Je propose qu’il nous rembourse.

Des trous dans l’échappatoire

À partir d’une reconstitution de la chronologie, Bastarache tire la conclusion que l’ex-ministre Bellemarre a pris en toute connaissance de cause et en parfaite sérénité la décision de nommer les trois candidats proches des milieux libéraux: Marc Bisson, Michel Simard et Line-Gosselin Després.

Et puisque Bastarache est satisfait de sa démonstration, il n’a pas à se prononcer sur l’existence des deux rencontres, de septembre 2003 et janvier 2004, où la pression maximale, celle de Jean Charest, aurait emporté la décision.

L’ex-juge de la Cour suprême laisse clairement entendre que les deux témoins à charge, Bellemare et son ex-sous-ministre associé George Lalande, ont fabriqué, ou du moins trafiqué, leurs preuves écrites documentant les pressions indues des collecteurs Franco Fava et Charles Rondeau.

Certes, sa démonstration relève des erreurs de date et des comportements inexplicables chez l’ex-ministre Bellemare.
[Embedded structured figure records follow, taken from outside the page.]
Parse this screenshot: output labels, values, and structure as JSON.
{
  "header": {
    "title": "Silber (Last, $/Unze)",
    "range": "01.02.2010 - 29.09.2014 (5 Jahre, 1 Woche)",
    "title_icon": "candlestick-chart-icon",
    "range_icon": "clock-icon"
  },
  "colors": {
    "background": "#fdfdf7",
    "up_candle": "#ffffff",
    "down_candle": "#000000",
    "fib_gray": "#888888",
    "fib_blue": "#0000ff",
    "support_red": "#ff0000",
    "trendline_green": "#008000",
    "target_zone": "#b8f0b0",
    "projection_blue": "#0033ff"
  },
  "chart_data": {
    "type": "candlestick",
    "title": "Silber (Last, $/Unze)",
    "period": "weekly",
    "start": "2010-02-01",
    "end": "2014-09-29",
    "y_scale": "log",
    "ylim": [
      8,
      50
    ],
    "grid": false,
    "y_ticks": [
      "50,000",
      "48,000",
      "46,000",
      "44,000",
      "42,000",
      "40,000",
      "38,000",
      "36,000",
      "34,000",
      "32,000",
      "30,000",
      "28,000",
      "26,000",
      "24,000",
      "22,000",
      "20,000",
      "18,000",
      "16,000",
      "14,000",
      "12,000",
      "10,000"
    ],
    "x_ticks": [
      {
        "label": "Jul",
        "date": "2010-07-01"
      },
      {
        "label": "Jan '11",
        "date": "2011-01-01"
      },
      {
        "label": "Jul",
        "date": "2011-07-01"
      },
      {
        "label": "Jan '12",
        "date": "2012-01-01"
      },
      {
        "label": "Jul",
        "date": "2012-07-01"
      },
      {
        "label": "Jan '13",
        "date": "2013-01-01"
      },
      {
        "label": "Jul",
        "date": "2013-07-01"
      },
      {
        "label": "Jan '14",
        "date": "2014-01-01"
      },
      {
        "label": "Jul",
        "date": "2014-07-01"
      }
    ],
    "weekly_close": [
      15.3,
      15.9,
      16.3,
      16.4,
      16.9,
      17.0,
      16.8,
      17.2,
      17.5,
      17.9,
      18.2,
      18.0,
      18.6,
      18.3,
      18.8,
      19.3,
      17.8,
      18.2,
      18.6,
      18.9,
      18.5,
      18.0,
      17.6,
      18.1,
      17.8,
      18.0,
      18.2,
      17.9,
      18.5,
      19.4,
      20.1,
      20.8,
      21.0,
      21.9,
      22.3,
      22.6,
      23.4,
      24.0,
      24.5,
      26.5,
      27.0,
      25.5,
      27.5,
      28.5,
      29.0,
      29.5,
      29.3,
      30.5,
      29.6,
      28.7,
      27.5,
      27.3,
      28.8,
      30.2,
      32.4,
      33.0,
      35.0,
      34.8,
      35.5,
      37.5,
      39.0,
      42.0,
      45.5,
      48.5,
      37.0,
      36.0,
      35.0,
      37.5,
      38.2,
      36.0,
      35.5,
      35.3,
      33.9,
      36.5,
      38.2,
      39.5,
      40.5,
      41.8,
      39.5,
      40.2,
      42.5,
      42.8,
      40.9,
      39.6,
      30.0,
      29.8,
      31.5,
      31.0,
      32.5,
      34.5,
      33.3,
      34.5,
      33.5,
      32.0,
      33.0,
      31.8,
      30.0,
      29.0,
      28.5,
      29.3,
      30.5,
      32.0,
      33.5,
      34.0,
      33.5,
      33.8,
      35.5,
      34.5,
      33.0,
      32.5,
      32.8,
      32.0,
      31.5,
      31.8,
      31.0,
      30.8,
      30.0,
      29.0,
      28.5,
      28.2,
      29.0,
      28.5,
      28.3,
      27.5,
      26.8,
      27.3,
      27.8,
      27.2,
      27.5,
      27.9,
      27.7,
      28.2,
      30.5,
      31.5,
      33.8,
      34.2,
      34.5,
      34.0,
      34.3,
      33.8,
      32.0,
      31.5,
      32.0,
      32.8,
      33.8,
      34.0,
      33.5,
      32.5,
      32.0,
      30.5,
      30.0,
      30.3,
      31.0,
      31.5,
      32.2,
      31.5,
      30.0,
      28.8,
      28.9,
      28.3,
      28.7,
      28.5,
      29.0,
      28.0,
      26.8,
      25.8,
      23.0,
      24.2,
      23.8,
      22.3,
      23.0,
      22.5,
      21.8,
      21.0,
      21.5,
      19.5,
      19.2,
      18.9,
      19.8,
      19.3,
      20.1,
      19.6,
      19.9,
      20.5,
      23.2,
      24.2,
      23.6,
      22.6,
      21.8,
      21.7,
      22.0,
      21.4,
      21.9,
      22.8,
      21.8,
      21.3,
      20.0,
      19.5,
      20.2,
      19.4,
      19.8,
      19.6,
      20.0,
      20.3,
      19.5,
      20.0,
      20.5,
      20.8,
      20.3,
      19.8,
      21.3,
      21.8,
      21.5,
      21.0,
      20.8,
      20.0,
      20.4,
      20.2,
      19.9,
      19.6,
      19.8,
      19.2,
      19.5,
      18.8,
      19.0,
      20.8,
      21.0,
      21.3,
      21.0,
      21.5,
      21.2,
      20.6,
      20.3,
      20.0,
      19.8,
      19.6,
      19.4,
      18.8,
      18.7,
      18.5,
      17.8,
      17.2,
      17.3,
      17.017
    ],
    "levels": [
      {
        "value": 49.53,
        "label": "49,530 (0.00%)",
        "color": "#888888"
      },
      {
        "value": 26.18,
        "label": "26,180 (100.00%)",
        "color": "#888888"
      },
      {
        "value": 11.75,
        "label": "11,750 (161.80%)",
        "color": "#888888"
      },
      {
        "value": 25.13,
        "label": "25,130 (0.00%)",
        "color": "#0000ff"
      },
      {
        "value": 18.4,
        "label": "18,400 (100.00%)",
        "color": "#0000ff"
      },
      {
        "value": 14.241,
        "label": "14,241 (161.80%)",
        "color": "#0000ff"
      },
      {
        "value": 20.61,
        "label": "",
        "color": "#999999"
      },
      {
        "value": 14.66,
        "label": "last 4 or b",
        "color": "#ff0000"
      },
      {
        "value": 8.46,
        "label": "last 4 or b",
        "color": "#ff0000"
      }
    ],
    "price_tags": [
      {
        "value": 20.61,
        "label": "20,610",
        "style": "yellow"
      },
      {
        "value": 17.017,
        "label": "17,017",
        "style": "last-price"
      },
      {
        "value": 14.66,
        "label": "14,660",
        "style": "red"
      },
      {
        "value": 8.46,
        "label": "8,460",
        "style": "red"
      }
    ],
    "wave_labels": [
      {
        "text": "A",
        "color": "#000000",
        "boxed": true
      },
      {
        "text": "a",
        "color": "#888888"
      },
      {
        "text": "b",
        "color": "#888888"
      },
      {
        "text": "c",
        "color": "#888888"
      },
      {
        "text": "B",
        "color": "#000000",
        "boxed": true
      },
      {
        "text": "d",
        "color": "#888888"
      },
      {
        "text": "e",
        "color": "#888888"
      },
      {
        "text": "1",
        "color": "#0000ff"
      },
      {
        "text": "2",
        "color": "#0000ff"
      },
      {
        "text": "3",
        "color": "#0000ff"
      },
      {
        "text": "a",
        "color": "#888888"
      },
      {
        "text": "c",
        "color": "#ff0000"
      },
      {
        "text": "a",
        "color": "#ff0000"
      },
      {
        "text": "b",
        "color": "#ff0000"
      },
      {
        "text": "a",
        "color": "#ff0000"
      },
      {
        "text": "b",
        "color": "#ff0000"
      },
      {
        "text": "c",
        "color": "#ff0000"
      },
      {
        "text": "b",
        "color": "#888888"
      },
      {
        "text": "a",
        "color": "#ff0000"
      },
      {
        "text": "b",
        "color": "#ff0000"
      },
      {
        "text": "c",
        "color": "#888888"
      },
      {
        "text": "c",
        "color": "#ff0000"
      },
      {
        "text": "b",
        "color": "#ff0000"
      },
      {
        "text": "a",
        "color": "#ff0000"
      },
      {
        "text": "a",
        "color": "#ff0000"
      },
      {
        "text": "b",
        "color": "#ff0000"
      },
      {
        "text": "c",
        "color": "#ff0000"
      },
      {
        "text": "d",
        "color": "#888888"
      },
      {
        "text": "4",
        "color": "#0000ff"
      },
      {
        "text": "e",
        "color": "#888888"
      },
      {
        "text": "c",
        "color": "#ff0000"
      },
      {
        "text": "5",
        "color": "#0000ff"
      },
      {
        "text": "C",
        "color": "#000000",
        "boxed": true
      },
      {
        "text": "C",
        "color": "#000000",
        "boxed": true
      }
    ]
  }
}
Si la pression est « colossale » pour nommer Marc Bisson, pourquoi demande-t-il à ce qu’on lui présente d’autres candidats, pourquoi attend-il si longtemps avant de le nommer ? Il y a aussi des bizarreries dans la chronologie conduisant à la nomination de Michel Simard.

Bonnes questions. Bellemare fait-il preuve de mauvaise humeur, de mauvaise foi dans l’application des directives du PM, a-t-il un comportement brouillon, recherche-t-il des prétextes, des portes de sortie ? Avec Bellemare, tout est possible. Bastarache, lui, ne retient qu’une conclusion: l’ex-ministre a tout inventé. Lalande a inventé lui aussi pour soutenir son ami. (Ce n’est pas écrit en ces termes, mais c’est transparent à la lecture du rapport.)

Cette démonstration permet à Bastarache de s’engouffrer dans l’échappatoire. Il n’a pas à se prononcer sur la tenue des rencontres Bellemare/Charest. C’est une façon polie de nous dire qu’il ne croit pas à leur existence.

Les questions à la Colombo

Le commissaire-de-six-millions ne peut cependant pas être aussi formel. D’abord parce qu’il doit avouer que son témoin expert a confirmé l’authenticité de la disquette trouvée par Mme Bellemare et qui indique que la rencontre fatale du 2 septembre entre Charest et Bellemare est bien inscrite à l’agenda de l’ex-ministre. S’il a tout inventé, comment ce petit morceau de preuve a-t-il pu se retrouver là ?

C’est le genre de petit détail que l’inspecteur Colombo vous renvoie, dans le cadre de porte, alors qu’il était en train de sortir et que vous pensiez vous en être débarrassé.

Et puis il y a la beaucoup trop brève apparition du juge Chicoine dans le rapport Bastarache. Chicoine ? C’était l’homme choisi par Bellemare pour le poste de juge en chef adjoint, à la place du libéral Simard.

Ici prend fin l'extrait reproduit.